Tue 10 Jun 2014 08:04
LAT 42.23 N LON 17.08 W
Last night the wind changed, as expected, and we managed to get up the asymmetric for a short burst, before she began clattering around. It’s always good for Em and I to put sails up and down though. Gradually we’re figuring out what goes where and what pulls what. Off I went to bed at midnight, leaving Simon struggling to find any wind for Gertha to play with. Spirits were high, though, as we’d been treated to a short spell of sunshine.
This morning I was up at six for my shift. Up the steps I went into a close, damp, grey sky.
“We’re definitely getting closer to England.” Emma said.
Everything is sodden. It’s cold and visibility isn’t great. But that’s nothing that some fried potatoes, buttered bread and hot coffee can’t dry out.
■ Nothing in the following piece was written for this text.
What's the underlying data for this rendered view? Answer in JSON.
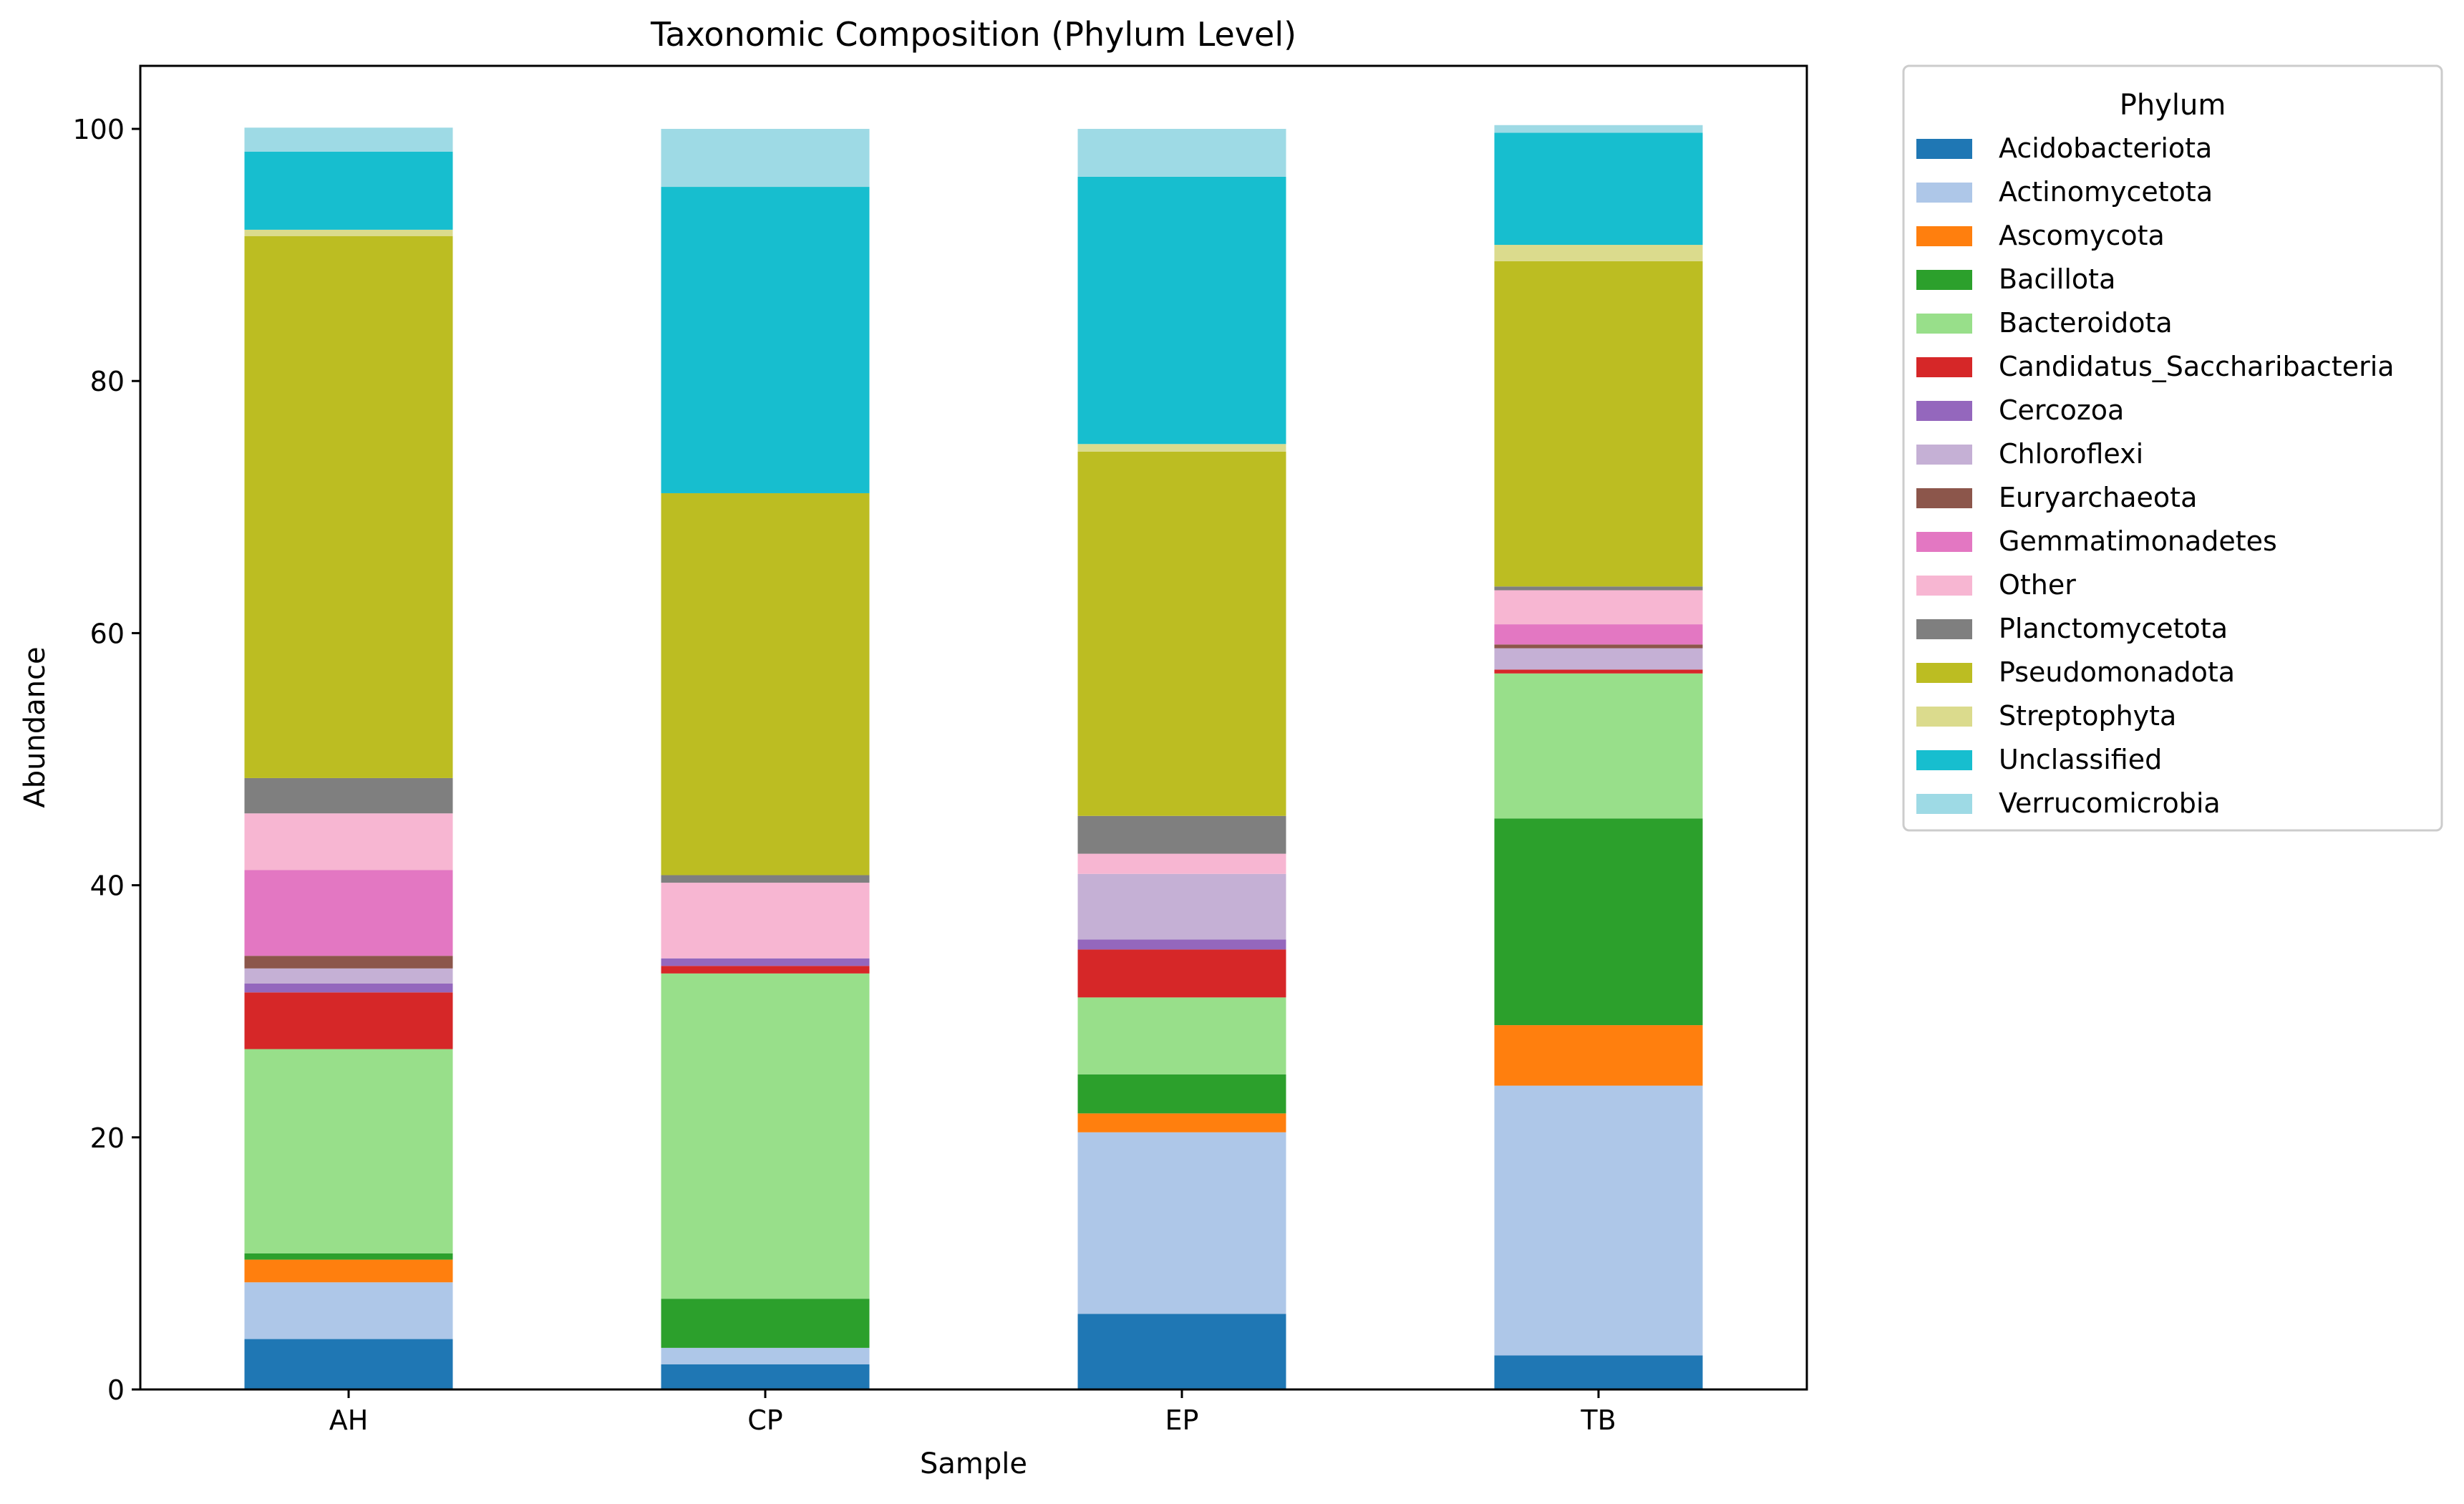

It feels very different, here, to the seas we’ve been sailing in before. The water is now a dull grey, and we’ve not seen dolphins (or much else, really) for quite some time. We’ve birds for company each day though. There’s one little lady who is tiny and all black but for the white V on her tail, who I love to watch swiping and ducking in the wind. It’s incredible to me how such a delicate little thing can handle such wind, being swept back and fluttering in what at first seems to be uncontrolled flits and starts in the wind, like some petal in rushing traffic. But really she has more control than us humans could ever hope to have in the wind. Our little friends live on the wind, and the wing, and don’t have a warm bunk or oven to ease their passage.
We’re so close to home now. It’s strange to think about. Emma and I are ever so grateful that we’ve been able to get back this way, by sail and wind. I think of our benefactors all the time, and wonder what they’re all doing and if they can have any idea how meaningful an experience they’ve given us. Simon, too. Without him we’d likely have had to look at flying home(not an easy or desirable option for moneyless travellers, and it wouldn’t have felt in the spirit of the adventure, nor appropriate to crowd fund). It can’t be easy skippering novices all the time, and for what he’s taught us we are just as grateful as to the others who have helped.
Mustn’t ramble on too much as I’ve left Emma sponging up the grey on deck whilst she’s supposed to be on standby, reading about permaculture in the warm saloon.